Security White Paper

Carillon security is build in different layers that can be made even more secure using native Microsoft platform features like certificate authentication, SQL database encryption etc. By default all Carillon communications between Carillon components are secure and communications that happen over untrusted networks are protected by Carillon with static encryption even if for example SSL would not be used on network communications.

SQL Database

Carillon SQL database should be located on trusted network and only Carillon server side component (Carillon Management Portal and Centero Agent Gateway) need to access the SQL database. It's recommended to use Windows authentication when ever possible with Carillon. Centero Management Portal and Centero Agent Gateway web sites application pools are accessing the SQL database and by default using Network Service identity for the access. This can be changed also to SQL login or different Windows based service account. SQL login is used by default when Carillon is running on Azure App Service. Identity that is used in web sites required only Connect permission to SQL instance and to Carillon database rolePortals and/or roleGateways are required from database user. You should not grant sysadmin permissions to SQL login or db_owner role to database user.

As all the configuration on Carillon environment is located on SQL database, that is the most important component to protect.
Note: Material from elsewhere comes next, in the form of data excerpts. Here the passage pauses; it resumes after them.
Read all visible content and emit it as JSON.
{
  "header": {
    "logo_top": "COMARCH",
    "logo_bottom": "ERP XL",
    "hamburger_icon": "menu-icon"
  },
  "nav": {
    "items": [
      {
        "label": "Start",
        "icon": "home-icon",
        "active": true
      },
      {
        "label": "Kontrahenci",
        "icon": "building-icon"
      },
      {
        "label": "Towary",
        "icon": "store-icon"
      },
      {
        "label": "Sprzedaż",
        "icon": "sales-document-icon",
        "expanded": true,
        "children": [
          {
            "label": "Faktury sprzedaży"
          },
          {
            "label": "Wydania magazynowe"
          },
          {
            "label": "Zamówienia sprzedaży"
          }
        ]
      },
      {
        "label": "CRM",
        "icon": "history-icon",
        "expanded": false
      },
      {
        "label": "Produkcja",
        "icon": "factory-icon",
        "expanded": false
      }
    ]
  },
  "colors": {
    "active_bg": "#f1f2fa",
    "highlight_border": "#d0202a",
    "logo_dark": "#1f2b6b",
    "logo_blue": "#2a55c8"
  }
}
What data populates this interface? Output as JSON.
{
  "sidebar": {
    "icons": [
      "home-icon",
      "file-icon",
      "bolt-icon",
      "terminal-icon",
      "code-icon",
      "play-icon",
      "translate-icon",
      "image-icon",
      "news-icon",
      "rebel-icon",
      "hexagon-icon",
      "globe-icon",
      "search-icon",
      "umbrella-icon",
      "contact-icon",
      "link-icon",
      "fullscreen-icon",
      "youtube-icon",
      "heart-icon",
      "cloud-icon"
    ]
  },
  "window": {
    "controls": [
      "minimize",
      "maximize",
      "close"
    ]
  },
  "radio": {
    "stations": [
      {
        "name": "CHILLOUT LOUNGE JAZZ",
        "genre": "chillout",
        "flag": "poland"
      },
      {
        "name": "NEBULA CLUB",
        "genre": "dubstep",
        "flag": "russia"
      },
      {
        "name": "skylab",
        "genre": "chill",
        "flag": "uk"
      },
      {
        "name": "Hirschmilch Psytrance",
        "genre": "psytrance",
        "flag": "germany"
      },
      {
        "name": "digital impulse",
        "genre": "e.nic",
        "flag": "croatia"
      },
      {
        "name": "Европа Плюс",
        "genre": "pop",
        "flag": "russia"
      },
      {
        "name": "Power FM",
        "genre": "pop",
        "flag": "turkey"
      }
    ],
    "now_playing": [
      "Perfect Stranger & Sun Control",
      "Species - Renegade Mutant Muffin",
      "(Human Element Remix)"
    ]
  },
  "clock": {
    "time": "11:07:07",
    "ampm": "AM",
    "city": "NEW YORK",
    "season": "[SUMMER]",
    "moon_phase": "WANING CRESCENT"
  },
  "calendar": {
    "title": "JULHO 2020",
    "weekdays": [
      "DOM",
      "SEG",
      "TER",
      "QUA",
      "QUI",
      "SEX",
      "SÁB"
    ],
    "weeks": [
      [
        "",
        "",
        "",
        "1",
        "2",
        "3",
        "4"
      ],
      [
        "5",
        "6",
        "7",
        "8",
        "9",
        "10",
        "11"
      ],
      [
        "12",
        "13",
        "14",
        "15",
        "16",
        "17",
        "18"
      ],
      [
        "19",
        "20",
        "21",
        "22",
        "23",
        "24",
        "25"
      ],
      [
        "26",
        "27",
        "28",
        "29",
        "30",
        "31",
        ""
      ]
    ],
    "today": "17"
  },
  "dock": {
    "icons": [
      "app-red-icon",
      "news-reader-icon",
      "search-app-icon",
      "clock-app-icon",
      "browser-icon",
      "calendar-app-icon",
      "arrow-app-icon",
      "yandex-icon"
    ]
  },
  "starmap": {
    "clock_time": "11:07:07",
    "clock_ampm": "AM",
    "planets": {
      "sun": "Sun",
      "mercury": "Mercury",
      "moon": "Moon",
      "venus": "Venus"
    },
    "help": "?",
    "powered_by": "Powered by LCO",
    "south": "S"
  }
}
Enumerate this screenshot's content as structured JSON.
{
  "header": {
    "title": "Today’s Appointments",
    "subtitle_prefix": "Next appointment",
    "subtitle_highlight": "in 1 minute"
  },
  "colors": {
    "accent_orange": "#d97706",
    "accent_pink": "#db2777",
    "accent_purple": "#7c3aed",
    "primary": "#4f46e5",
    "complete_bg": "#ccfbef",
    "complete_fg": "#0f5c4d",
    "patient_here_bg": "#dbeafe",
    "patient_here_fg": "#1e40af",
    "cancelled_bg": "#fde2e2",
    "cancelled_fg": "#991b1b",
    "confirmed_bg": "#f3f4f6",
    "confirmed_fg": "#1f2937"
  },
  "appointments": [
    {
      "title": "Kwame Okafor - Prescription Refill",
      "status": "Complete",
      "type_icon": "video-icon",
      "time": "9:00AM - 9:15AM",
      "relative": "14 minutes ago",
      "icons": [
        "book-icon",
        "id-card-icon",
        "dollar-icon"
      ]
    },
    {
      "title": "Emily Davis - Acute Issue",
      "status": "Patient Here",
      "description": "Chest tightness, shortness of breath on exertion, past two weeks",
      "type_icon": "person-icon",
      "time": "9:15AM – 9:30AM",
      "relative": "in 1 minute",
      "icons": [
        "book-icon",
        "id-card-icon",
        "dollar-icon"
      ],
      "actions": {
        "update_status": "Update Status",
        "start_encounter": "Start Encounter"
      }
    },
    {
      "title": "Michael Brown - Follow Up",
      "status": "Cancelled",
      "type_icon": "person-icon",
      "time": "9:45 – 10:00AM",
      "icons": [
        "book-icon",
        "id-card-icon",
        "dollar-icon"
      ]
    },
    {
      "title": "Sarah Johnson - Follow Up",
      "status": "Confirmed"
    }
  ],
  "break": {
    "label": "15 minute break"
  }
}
So make sure that unauthorized access directly to the database (or it's backups) is not allowed. If required additional Microsoft SQL features like column data encryption can be taken in to use to give more protection to for example possible endpoint local account random passwords that are stored to database using static encryption by default.

Carillon Web Sites

Web sites only contain application functionality and all the data is stored on SQL database. Both web sites have local log files available for tracking actions performed on these web sites. SQL database contains reports for created activation codes for temporary account activation, actions for randomized local account password and information of the current local groups/members and users on all devices where Carillon client is installed.

Both web sites should be protected with SSL certificates so using HTTPS communications. Internal PKI certificates can be used as long as the devices trust the internal PKI root and intermediate CA's. All web site configurations are stored in web.config file that is protected by the IIS service.

Carillon Management Portal is using Windows Integrated authentication by default for on-prem implementations and Azure AD authentication for Azure App Service implementation. Access to Carillon Management Portal is managed by using on-prem Windows groups (local or on-prem AD) for on-prem implementations and Azure AD Enterprise Application for Azure App Service implementations. Any additional security features from the Microsoft platform (IIS for on-prem implementations and App Service+Azure AD authentication) can be used to more protect Carillon web sites.

Centero Agent Gateway contains web services that Carillon clients will access and also REST API for performing actions (not all actions yet available through REST API) in Carillon Management Portal UI using industry standard REST API. Centero Carillon REST API supports key and Windows Integrated authentication for on-prem implementations. Key and Azure AD authentication is available for Azure App Service implementations.

Carillon clients that communicate to Centero Agent Gateway do not have by default any user identity available for authentication. This is because by default Centero Agent -service that runs on client as Windows service, is running with SYSTEM identity. If user identity is required for authentication to Centero Agent Gateway then Centero Agent -service must be changed to run with this identity. This change is only supported on on-prem implementations as Azure AD authentication is not available for devices.

Carillon Clients

Clients run Windows service that uses SYSTEM identity by default. This service is used to make all changes on the device (like modifying local groups etc.) so service identity must have admin access to the device. All changes made by Carillon to the device is logged to local log file (default location is %ProgramData%\Centero\Agent\Logs\Centero Carillon action.log).

Communication to Centero Agent Gateway is always statically encrypted (in addition of possible SSL encryption) and check for new client configuration is done every hour by default (can be changed). Communication is always opened from the client to Centero Agent Gateway. So Centero Agent Gateway does not open any communication to client. Communications can be additionally protected by using client certificates for web site authorization.

Client configuration received from Centero Agent Gateway is cached to client registry as encrypted value. This cache is used to validate and maintain desired configuration on client and cached configuration is validated every 5 minutes (can be changed). Local user account password are never saved to cache and configuration received from Centero Agent Gateway can contain password information only if Carillon administrator has created configuration rule that uses fixed password.